Wird eine Abgabe, ausgenommen Nebengebühren (§ 3 Abs. 2 lit. d) nicht spätestens am Fälligkeitstag entrichtet, so ist ein erster Säumniszuschlag in Höhe von 2 % des nicht zeitgerecht entrichteten Abgabenbetrages zu entrichten (§ 217 Abs. 1 und 2 BAO).

Unstrittig ist, dass der Bw. die der angefochtenen Säumniszuschlagsfestsetzung zugrunde liegende, sich aus dem Vorauszahlungsbescheid vom 26. 2. 2008 ergebende und gemäß § 45 Abs. 2 EStG 1988 am 15. 5. 2008 fällige Einkommensteuer-Vorauszahlung für das zweite Quartal 2008 (bis zum heutigen Tag) nicht entrichtet hat.

Wie bereits in der Berufungsvorentscheidung zutreffend festgestellt wurde, setzt die Säumniszuschlagspflicht nicht den Bestand einer sachlich richtigen, sondern nur einer formellen Abgabenschuld voraus. Somit besteht bei festgesetzten Abgaben eine allfällige Verpflichtung zur Entrichtung eines Säumniszuschlages ohne Rücksicht auf die sachliche Richtigkeit der Stammabgabe (vgl. z. B. VwGH 26. 5. 1999, 99/13/0054; VwGH 18. 9. 2003, 2002/16/0072). In Anbetracht dieser Rechtslage sind im gegenständlichen Berufungsverfahren nur die objektiven Voraussetzungen der Säumnis zu prüfen, nicht jedoch die Richtigkeit des zugrunde liegenden Bescheides vom 26. 2. 2008 betreffend die Festsetzung von Einkommensteuervorauszahlungen für 2008 und Folgejahre. Da dieser Bescheid wirksam ergangen ist, die Fälligkeit der Vorauszahlung (15. 5. 2008) ungenutzt verstrichen ist und kein gesetzlicher Ausnahmetatbestand im Sinn des § 217 Abs. 4 lit. a bis d BAO vorliegt, erweist sich die Anlastung des angefochtenen Säumniszuschlages als rechtmäßig.

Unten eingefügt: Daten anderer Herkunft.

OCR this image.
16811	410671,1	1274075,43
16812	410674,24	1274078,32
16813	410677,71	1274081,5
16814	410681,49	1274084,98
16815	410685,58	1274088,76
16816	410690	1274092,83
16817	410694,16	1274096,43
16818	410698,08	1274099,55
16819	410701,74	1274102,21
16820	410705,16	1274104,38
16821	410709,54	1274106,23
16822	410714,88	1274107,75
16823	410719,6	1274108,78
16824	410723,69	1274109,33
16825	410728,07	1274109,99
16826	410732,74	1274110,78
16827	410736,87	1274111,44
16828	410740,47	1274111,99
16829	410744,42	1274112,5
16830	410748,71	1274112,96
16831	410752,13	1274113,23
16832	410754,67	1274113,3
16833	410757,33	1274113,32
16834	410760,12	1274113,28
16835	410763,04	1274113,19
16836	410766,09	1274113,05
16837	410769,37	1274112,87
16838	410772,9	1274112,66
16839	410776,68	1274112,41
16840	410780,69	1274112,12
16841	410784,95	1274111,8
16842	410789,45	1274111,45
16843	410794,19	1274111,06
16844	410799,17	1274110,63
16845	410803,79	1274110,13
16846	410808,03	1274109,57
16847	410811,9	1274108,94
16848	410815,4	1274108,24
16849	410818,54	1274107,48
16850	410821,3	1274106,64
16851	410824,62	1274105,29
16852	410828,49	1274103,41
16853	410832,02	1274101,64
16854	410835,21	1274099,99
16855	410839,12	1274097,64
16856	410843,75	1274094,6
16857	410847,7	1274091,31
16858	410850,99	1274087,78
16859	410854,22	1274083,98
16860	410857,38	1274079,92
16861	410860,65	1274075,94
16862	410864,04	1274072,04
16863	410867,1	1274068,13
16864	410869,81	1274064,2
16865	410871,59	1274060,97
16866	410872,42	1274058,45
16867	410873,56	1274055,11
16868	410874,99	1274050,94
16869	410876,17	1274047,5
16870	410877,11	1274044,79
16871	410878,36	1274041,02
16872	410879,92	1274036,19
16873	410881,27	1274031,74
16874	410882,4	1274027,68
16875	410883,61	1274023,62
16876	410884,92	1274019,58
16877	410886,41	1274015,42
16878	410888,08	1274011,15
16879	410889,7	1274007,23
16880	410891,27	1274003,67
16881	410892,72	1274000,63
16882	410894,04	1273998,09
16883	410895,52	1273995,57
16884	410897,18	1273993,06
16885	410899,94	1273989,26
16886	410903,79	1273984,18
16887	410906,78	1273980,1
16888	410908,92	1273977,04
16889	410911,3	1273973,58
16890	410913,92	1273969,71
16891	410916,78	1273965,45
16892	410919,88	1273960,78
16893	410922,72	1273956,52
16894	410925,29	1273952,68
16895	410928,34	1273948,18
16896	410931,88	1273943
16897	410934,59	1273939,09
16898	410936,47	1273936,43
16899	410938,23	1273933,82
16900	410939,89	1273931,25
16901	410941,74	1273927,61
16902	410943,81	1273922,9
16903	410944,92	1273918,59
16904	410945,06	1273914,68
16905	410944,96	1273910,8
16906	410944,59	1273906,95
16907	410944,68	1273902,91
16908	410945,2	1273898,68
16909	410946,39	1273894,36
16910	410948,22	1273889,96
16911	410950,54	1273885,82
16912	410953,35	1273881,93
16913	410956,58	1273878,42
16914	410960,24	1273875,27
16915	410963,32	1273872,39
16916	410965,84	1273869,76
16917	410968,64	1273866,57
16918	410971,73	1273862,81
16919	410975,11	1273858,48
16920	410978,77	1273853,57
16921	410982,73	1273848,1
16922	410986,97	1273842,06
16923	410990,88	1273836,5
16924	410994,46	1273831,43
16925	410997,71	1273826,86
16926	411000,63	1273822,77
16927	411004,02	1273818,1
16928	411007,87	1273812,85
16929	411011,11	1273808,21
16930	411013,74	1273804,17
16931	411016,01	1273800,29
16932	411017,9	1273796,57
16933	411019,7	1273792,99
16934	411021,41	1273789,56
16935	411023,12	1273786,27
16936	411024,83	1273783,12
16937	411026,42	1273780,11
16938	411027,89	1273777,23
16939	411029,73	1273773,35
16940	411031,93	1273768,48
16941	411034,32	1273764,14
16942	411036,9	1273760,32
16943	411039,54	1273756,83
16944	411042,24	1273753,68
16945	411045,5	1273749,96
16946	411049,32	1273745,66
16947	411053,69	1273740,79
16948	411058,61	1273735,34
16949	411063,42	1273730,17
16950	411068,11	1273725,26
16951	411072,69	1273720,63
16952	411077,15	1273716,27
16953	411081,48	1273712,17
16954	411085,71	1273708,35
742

Der Bw. will offenbar eine Rechtsunwirksamkeit des Einkommensteuerbescheides 2006 vom 26. 2. 2008 dartun. Die diesbezüglichen Ausführungen gehen aber von vornherein ins Leere, weil der Säumniszuschlag nicht von der Einkommensteuer 2006, sondern von der Einkommensteuervorauszahlung für das zweite Quartal 2008 festgesetzt wurde. Dass auch der Vorauszahlungsbescheid vom 26. 2. 2008 keine Rechtswirkungen entfaltet habe, behauptet der Bw. zu Recht nicht. Im Übrigen ist auch der Einkommensteuerbescheid 2006 rechtswirksam erlassen worden, weil er dem Bw., für den diese Erledigung bestimmt war, durch Zustellung bekannt gegeben wurde (§ 97 Abs. 1 lit. a BAO). Ob das vom Bw. angesprochene Formular E1 ordnungsgemäß unterfertigt war, ist ohne rechtliche Bedeutung.

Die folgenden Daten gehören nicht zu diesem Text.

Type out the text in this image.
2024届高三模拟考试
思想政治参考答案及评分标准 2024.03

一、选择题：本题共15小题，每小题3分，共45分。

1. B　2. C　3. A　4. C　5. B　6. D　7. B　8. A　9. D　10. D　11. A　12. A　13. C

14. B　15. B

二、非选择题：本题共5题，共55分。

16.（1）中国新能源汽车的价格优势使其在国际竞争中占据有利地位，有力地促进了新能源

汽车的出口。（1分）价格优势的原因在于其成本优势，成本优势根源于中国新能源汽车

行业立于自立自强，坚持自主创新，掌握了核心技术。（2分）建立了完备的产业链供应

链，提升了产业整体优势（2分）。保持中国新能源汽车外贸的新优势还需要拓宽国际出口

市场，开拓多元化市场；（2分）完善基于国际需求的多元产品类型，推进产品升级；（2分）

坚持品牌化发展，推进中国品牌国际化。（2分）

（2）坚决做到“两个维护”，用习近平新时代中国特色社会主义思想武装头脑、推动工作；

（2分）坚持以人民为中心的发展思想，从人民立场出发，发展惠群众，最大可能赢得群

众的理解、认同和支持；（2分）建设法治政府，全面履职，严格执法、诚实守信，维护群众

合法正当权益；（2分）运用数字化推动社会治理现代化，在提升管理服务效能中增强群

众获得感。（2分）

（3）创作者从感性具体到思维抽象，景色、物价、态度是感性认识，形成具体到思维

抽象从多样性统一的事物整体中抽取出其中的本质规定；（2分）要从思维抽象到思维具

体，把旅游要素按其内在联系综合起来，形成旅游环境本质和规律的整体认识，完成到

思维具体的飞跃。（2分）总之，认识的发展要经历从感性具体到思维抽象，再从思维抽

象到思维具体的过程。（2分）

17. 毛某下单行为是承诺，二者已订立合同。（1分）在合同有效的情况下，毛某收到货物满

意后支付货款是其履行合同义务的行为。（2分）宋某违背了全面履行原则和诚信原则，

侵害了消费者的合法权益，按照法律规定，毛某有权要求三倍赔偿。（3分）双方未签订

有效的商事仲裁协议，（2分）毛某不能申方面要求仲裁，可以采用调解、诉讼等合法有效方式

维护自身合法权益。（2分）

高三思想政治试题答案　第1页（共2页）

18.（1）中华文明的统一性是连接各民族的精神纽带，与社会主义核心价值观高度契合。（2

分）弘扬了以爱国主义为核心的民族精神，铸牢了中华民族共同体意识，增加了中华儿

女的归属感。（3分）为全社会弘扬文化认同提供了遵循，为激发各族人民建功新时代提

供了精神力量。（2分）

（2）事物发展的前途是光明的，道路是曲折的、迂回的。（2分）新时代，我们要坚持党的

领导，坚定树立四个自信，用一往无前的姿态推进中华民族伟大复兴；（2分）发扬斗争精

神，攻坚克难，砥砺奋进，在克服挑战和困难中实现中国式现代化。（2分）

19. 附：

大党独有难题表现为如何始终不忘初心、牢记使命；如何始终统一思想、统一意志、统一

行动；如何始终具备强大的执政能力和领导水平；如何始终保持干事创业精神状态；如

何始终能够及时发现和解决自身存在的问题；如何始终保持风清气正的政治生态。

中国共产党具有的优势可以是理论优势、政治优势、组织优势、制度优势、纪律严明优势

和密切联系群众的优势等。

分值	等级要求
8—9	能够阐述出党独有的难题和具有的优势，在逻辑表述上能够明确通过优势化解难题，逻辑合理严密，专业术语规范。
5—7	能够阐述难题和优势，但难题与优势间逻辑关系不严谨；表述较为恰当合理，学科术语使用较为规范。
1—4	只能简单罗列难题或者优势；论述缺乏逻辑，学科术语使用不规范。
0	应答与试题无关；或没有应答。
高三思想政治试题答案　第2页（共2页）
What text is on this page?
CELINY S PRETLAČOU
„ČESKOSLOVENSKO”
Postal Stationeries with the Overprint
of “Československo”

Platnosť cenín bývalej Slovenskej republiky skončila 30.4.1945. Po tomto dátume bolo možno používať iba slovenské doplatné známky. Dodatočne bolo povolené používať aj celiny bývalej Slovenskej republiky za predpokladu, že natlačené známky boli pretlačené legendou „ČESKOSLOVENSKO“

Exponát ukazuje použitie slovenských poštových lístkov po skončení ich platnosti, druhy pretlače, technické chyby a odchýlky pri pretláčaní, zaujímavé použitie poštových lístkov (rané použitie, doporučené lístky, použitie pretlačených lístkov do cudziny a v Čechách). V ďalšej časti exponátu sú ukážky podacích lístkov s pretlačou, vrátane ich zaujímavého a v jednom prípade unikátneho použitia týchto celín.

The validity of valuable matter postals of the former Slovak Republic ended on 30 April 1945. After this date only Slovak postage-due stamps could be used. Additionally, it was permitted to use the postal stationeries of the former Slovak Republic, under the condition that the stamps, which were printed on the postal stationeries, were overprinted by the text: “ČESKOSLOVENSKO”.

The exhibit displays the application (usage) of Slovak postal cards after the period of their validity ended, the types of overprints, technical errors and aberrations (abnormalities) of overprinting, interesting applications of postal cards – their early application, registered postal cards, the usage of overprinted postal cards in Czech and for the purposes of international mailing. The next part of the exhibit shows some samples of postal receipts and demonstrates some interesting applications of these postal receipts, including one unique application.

Der weitere Einwand, der Bw. habe eine Gegenforderung an den Abgabengläubiger in Höhe von zirka 269.600 €, bezieht sich offenbar darauf, dass das Finanzamt vor rund zehn Jahren eine Lohnpfändung zur zwangsweisen Hereinbringung von Abgabenschulden des Bw. durchgeführt hat. Seither behauptet der Bw., dass diese Exekutionsmaßnahme zu seiner Kündigung durch den vormaligen Arbeitgeber geführt habe, weshalb dem Bw. eine Forderung auf Ersatz des Verdienstentganges zustünde. Das diesbezügliche Vorbringen ist ebenfalls verfehlt, weil über derartige Behauptungen nicht in einem Verfahren betreffend den Säumniszuschlag zu befinden ist.

Abschließend wird noch auf die Bestimmung des § 217 Abs. 8 BAO hingewiesen, die für den Fall einer nachträglichen Herabsetzung der Abgabenschuld einen Antrag des Abgabepflichtigen auf Berechnung des Säumniszuschlages unter rückwirkender Berücksichtigung des Herabsetzungsbetrages vorsieht. Nach lit. a dieser Gesetzesstelle gilt dies sinngemäß für Gutschriften, die bei der Veranlagung durch Anrechnung von Vorauszahlungen entstehen. Somit kann der Bw. einen Antrag auf Herabsetzung des wegen Nichtentrichtung der Einkommensteuervorauszahlung für das zweite Quartal 2008 vorgeschriebenen Säumniszuschlages stellen, falls sich aus der Veranlagung der Einkommensteuer 2008 eine Gutschrift ergeben sollte (vgl. Ritz, BAO3, § 217, Tz 57).

Da die Berufung aus den dargelegten Gründen nicht berechtigt war, musste sie abgewiesen werden.